My head felt as if it were about to explode. I was grateful for the chance to bolt out the door, to stretch and jump and run in place, to punch the flat of my hand with my fist because I couldn’t take a bat to the walls and the windows. Tabor. Tabor. Tabor.… The name was everywhere I looked. This hospital was called Divine Savior, but our wing was The Tabor Clinic. Our savior was Dr. Tabor, the founder.

“My friend Juliet is in pain,” I told a nurse who was unfamiliar to me.

“Are you Jackie Kim’s girl?”

“Yes. I’m Allie. And I don’t know if you can give me some Tylenol? I don’t know if it’s in my orders. But I have such a headache, I’m afraid it’s going to make me sick.…” Which it did. All of a sudden.
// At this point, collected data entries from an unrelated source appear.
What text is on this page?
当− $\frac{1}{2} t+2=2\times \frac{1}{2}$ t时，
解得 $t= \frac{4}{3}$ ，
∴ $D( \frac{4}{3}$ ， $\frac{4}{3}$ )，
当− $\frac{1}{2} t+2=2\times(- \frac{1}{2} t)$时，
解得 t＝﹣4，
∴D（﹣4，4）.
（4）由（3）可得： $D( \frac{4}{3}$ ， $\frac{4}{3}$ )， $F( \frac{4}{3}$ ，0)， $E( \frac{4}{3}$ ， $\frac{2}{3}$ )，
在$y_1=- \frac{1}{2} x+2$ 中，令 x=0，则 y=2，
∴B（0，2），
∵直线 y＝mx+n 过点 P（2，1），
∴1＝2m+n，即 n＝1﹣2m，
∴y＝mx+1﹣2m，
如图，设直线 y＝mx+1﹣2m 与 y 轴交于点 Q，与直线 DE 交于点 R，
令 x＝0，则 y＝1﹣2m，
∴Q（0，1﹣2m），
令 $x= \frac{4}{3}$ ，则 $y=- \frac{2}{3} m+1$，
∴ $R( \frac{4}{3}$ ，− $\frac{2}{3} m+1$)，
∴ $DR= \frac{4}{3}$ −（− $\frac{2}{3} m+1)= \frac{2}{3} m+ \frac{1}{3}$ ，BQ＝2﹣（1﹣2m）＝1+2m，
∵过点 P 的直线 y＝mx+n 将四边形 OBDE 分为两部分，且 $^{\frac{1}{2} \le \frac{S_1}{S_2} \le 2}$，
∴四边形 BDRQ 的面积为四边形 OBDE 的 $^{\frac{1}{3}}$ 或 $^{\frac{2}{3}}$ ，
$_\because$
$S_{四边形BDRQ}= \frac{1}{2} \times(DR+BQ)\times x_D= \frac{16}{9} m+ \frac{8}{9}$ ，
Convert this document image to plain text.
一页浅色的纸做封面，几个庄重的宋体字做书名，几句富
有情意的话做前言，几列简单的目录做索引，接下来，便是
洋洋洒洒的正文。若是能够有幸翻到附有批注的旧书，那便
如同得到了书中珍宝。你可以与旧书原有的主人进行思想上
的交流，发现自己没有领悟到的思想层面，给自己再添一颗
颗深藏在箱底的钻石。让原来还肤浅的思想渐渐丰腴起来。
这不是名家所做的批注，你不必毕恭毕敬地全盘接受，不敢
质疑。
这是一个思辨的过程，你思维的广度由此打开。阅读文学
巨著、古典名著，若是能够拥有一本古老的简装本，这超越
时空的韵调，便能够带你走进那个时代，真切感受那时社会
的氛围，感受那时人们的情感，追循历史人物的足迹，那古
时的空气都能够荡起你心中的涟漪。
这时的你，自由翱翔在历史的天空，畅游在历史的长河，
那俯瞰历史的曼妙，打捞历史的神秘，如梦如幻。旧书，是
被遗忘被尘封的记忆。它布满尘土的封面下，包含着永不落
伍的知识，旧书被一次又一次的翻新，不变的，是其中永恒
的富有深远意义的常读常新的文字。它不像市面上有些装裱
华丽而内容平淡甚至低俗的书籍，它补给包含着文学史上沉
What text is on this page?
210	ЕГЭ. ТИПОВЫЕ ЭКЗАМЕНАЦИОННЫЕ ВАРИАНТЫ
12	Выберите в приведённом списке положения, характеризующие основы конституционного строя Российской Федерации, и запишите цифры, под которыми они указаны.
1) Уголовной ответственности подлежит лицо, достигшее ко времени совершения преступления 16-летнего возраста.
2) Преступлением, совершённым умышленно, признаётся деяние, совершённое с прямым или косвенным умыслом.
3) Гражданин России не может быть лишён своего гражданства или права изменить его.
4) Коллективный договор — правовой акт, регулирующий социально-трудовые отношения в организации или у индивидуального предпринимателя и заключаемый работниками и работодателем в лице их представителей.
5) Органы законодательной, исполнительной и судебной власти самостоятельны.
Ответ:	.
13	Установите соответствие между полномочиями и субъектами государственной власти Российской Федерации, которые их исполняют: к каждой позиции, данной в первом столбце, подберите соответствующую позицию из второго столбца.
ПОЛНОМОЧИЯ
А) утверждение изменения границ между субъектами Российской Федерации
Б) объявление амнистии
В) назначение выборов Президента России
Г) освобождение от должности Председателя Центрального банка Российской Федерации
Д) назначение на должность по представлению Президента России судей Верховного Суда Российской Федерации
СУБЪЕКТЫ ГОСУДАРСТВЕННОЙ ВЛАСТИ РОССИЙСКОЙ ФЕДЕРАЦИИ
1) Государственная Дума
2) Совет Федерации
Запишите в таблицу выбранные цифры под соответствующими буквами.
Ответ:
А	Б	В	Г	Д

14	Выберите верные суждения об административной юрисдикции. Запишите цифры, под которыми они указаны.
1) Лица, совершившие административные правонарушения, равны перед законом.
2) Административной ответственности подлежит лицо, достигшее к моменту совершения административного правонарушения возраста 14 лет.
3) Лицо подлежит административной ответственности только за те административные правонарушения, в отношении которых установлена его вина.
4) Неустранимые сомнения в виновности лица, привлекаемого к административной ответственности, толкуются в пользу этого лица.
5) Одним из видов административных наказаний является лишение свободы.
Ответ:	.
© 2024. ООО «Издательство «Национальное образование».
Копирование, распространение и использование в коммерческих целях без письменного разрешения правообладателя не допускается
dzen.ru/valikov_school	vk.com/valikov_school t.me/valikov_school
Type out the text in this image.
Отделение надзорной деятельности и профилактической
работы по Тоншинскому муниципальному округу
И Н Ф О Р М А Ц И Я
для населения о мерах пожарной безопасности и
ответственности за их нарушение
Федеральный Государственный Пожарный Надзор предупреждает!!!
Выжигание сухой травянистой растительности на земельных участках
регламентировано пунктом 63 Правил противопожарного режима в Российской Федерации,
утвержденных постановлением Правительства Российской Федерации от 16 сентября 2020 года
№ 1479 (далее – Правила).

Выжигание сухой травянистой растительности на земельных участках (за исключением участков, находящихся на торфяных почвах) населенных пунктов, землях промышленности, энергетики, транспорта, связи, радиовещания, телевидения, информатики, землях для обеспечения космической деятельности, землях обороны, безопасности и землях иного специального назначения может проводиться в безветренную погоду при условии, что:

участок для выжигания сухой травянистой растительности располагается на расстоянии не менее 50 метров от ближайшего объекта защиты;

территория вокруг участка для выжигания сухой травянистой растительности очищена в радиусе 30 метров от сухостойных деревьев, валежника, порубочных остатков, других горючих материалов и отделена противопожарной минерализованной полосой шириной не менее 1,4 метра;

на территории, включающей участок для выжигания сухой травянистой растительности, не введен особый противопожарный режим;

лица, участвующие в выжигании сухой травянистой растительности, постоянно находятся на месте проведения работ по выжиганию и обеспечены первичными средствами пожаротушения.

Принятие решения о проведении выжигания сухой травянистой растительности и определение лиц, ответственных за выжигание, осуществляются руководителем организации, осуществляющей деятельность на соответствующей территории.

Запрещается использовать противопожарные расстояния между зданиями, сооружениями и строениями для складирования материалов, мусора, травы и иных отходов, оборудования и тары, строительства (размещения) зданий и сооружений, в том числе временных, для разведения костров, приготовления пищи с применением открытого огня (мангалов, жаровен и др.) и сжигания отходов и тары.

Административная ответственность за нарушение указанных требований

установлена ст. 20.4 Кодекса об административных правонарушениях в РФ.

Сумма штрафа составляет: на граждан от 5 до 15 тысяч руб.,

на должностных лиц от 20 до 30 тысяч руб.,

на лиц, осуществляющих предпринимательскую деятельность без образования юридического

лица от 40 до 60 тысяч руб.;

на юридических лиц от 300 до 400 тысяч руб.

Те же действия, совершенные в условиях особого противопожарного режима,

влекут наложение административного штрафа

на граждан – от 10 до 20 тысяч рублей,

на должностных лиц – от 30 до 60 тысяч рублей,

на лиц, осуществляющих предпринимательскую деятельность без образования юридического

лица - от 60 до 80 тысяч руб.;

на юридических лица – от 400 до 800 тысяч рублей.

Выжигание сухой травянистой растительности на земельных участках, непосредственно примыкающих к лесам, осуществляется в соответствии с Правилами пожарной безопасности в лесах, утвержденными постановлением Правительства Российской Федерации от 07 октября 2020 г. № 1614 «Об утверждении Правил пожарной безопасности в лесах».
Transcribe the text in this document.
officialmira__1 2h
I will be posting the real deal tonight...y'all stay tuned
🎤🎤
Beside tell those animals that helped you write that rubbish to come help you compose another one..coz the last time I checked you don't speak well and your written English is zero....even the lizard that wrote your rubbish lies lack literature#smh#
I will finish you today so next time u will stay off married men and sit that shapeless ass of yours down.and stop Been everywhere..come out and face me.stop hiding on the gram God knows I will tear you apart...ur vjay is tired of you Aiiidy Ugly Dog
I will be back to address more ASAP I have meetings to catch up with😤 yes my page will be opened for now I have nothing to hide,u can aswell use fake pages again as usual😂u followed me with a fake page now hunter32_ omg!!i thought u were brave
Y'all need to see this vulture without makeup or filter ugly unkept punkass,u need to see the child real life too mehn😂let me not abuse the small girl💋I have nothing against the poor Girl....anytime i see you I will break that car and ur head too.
I ran to the nearest washroom.

Garrett Tabor had killed Nicola. I knew it as sure as if he’d pointed a gun at her and fired. Only he knew where that poor dark-haired girl was now, the girl he left stripped on the floor like a broken doll. He would have been happy to explain to Juliet how killing Rob and me would have been an accident.

I never got another chance to speak to Juliet alone that night. As it happened, I ended up getting a shot for my first migraine—orders from Dr. Lauren Wilenbrand—along with an order to lie with cold packs over my eyes for the rest of the afternoon.